Was the show that had a character who was going to die due to her contact lens cleaning/wetting solution or eye drops being contaminated with a fatal poison with no antidote an episode of MacGyver?
Please contact lionsgate films /horror division immediately..
It's already been done in the context of an eye test at an optometrist, in a network TV series episode, mid-'80s to mid-'90s. Needle was in the eye test device (I don't know its name) that switches in different lenses while the optometrist asks questions like "Is that better, or worse?" and "Number one, or number two?" I don't think the optometrist was in the room for the scene.
I don't recall if the plot was to induce blindness, inject a poison, or stab the brain.
When was the last time you saw a real pair of mirrored sunglasses for sale?
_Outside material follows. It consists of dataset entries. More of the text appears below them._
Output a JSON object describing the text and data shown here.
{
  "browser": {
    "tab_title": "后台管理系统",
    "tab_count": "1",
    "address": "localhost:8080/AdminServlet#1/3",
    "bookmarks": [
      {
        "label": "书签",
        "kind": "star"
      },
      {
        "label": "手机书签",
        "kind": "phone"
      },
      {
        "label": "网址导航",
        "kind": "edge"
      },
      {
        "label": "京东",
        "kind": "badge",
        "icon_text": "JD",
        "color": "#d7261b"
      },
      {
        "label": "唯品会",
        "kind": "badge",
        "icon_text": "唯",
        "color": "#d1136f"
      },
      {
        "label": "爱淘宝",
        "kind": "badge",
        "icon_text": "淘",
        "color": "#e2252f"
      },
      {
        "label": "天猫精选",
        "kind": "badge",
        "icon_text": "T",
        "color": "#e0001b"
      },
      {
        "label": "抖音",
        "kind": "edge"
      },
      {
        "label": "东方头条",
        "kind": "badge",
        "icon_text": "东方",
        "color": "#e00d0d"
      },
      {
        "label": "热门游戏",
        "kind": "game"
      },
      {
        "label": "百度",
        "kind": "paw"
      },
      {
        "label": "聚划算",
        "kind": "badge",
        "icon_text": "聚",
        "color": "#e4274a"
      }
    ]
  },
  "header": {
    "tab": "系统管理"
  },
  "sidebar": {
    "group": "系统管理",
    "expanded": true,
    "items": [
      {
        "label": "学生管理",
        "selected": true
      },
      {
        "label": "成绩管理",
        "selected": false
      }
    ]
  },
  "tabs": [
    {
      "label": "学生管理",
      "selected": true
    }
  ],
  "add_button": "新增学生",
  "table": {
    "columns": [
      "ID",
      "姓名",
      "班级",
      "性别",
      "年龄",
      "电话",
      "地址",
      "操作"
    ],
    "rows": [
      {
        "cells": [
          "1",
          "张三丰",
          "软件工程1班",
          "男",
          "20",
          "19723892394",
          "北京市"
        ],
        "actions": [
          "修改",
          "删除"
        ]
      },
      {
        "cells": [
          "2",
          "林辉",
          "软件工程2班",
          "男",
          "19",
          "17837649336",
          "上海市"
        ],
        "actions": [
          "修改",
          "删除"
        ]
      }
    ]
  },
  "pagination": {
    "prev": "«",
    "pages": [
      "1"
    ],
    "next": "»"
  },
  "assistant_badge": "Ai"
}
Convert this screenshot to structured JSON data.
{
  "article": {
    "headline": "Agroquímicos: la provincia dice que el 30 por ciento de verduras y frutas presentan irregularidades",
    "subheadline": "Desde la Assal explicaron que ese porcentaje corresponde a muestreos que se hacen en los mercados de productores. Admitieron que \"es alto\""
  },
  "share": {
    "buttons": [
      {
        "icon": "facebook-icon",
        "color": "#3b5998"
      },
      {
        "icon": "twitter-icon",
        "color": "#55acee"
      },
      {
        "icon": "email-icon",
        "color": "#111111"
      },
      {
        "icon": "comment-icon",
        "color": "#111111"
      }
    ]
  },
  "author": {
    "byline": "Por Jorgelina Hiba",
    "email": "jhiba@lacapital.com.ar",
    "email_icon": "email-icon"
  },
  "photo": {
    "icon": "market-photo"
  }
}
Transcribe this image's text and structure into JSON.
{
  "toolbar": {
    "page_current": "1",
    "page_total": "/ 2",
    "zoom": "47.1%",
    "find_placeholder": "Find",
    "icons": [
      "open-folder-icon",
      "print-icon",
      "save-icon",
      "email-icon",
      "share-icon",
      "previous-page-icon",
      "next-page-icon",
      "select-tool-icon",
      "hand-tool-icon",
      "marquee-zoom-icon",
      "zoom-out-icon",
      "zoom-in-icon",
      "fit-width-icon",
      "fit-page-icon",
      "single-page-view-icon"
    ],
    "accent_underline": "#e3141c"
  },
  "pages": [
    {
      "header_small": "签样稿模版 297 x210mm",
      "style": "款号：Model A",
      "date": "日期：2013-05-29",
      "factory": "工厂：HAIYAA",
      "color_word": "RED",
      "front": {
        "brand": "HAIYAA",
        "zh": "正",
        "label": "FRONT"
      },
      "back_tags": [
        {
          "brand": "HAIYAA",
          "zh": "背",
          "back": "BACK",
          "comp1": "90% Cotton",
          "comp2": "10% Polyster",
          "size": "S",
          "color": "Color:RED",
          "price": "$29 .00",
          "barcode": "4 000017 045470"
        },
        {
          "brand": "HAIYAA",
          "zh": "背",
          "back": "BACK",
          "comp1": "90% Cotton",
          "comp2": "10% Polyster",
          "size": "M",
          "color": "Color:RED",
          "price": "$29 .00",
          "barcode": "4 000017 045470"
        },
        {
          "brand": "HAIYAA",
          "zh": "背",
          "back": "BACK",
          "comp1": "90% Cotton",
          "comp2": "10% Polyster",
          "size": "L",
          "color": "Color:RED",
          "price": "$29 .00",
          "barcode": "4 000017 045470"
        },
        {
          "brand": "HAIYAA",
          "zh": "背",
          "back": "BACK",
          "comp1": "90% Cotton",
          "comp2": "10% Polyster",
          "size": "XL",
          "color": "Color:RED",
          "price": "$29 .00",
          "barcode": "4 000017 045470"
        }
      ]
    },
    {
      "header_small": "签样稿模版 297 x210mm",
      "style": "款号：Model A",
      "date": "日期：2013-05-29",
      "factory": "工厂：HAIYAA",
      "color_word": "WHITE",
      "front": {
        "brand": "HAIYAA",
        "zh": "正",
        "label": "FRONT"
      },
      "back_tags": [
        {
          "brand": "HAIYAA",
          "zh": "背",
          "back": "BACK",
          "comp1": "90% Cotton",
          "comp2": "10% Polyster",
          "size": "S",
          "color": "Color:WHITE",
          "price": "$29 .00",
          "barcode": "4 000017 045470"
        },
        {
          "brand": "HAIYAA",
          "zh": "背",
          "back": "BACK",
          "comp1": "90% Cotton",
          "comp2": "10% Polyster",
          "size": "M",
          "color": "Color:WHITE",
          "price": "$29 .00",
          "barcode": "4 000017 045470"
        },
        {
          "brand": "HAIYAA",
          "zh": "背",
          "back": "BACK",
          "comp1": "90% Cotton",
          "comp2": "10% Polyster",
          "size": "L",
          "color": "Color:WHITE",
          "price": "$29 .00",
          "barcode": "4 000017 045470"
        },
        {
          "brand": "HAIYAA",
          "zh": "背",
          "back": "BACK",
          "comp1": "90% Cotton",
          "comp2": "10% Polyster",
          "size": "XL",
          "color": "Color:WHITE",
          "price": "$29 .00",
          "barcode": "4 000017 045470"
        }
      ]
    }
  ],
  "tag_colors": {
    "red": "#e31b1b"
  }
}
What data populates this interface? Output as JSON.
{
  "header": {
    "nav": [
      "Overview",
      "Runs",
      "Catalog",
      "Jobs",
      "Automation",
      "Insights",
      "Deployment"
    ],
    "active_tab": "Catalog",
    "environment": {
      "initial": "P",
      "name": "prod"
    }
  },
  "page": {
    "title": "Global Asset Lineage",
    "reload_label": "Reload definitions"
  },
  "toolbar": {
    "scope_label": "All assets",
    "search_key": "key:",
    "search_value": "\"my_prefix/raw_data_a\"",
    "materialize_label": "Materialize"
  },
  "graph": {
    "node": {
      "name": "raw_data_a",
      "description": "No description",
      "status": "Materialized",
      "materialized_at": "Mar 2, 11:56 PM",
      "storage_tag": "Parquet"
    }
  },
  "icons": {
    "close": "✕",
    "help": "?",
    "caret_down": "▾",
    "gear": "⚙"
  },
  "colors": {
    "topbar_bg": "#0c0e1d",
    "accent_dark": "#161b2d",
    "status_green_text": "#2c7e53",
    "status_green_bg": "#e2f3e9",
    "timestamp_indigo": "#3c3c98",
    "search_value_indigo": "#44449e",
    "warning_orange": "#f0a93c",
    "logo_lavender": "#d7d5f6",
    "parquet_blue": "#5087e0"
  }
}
All the pairs I've seen have been a colored partially reflective coating that wears off too fast. It's like they're afraid to make them, like they've been made illegal somewhere (like too much tinting of car windows in some states).
Only terrorists wear shades.
Well that explains the FBI then. And the CIA. And the Secret Service. And....
"Can I ask you something? These sunglasses: they're really nice. Are they government-issued, or do all you guys go to the same store?"